- Born: 1986 (age 39–40)
- Citizenship: United Arab Emirates
- Education: University of Toronto (B.Sc/B.A, 2008) University of California - Santa Barbara (M.A, 2010) University of California, Santa Barbara (Ph.D, 2014)
- Awards: Mohammed bin Rashid Knowledge Award (2024) New Horizons in Physics Prize (2021) Pride of Emirates medal (2020) Lancaster Dissertation Award (2014)
- Scientific career
- Fields: Theoretical physics
- Institutions: New York University Abu Dhabi Institute for Advanced Study Stanford University
- Thesis: The Black Hole Firewall and Top-Down Constructions of AdS/CFT (2014)
- Doctoral advisor: Joseph Polchinski

= Ahmed Almheiri =

Emirati theoretical physicist

Ahmed Almheiri (Arabic: أحمد المهيري) is an Emirati theoretical physicist. He is currently an assistant professor of physics at New York University Abu Dhabi, Saadiyat Island. He is known for his works on the AdS/CFT correspondence, black hole information paradox and black hole firewalls.

==Education and career==
Ahmed completed his undergraduate studies from University of Toronto in 2008. He obtained his Ph.D in physics from University of California, Santa Barbara in 2014 under the supervision of Joseph Polchinski.

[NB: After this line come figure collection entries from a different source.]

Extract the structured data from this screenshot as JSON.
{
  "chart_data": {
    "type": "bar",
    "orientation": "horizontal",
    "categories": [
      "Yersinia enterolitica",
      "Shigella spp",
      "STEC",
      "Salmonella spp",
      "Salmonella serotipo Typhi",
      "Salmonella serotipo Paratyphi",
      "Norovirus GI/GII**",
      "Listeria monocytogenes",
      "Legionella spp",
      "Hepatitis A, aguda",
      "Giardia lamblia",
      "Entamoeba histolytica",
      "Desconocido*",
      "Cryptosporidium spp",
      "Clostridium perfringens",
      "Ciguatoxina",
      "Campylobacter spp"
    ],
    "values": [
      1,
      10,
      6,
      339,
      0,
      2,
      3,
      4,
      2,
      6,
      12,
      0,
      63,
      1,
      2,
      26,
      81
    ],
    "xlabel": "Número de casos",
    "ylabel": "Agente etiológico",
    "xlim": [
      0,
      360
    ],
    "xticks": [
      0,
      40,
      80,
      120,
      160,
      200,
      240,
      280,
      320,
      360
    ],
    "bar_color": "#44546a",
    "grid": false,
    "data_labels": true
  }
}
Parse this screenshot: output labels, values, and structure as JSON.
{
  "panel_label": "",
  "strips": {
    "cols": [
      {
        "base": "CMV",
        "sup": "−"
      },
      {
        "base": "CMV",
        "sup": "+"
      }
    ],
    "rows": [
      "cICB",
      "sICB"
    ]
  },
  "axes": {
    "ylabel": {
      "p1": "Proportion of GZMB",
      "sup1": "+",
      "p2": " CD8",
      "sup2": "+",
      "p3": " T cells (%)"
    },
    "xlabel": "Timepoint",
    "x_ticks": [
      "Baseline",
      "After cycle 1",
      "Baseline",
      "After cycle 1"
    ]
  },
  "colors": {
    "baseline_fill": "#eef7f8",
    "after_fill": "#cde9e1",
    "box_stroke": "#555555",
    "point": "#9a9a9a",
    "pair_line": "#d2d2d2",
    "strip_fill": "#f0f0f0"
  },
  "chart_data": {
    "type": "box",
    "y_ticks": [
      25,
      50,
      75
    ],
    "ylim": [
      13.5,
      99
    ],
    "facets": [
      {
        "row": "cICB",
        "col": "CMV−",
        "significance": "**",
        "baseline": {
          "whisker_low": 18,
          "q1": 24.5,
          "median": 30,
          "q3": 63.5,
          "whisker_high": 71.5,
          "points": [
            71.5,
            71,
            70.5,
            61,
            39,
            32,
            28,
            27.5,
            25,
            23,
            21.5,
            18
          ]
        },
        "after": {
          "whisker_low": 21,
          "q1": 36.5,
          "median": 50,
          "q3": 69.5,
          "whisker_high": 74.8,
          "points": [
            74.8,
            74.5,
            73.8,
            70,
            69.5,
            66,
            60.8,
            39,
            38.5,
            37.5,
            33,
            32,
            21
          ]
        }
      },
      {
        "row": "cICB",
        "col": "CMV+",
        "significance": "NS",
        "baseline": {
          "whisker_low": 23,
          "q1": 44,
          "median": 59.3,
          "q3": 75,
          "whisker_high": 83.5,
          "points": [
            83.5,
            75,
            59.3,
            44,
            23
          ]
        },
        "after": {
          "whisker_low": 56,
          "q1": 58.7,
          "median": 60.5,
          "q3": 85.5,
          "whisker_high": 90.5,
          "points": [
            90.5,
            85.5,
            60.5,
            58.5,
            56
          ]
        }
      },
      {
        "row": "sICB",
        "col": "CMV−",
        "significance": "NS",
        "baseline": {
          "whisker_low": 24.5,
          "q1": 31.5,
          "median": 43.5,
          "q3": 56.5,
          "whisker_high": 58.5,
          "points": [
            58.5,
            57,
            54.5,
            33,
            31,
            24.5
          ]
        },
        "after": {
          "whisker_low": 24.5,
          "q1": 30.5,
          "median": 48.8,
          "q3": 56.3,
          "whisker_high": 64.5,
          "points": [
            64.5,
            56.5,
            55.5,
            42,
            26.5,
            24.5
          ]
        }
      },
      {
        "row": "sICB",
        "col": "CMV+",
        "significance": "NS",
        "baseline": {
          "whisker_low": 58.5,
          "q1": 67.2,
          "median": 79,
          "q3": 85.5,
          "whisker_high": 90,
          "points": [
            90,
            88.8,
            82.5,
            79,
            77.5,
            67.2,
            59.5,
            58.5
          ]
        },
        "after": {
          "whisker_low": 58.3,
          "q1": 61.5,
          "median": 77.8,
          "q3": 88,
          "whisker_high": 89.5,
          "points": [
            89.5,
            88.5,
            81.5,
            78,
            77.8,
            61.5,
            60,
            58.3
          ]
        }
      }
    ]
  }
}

His thesis titled The Black Hole Firewall and Top-Down Constructions of AdS/CFT was awarded the Winifred and Louis Lancaster Dissertation Award in 2014. He has held postdoctoral positions at Stanford University (2014–17) where he worked on the realization of the AdS/CFT correspondence as a quantum error correction code, and at the Institute for Advanced Study (2017–22) during which he made contributions to calculating the entropy for the radiation of a black hole. He joined New York University Abu Dhabi as a faculty member in 2022.

==Awards==
Ahmed was jointly awarded the New Horizons in Physics Prize by the Fundamental Physics Prize Foundation in 2021 for "calculating the quantum information of a black hole and its radiation". He was awarded the Pride of Emirates medal in 2020 by His Highness Sheikh Mohammed Bin Rashid Al Maktoum. In November 2024, he was jointly awarded the Mohammed bin Rashid Knowledge Award (MBRKA) by the Mohammed bin Rashid Al Maktoum Foundation.

==Research publications==
A list of Ahmed's research publications can be found in the INSPIRE HEP database.

==Books==
Ahmed served as an editor for the autobiographical memoir Memories of a Theoretical Physicist by Joseph Polchinski.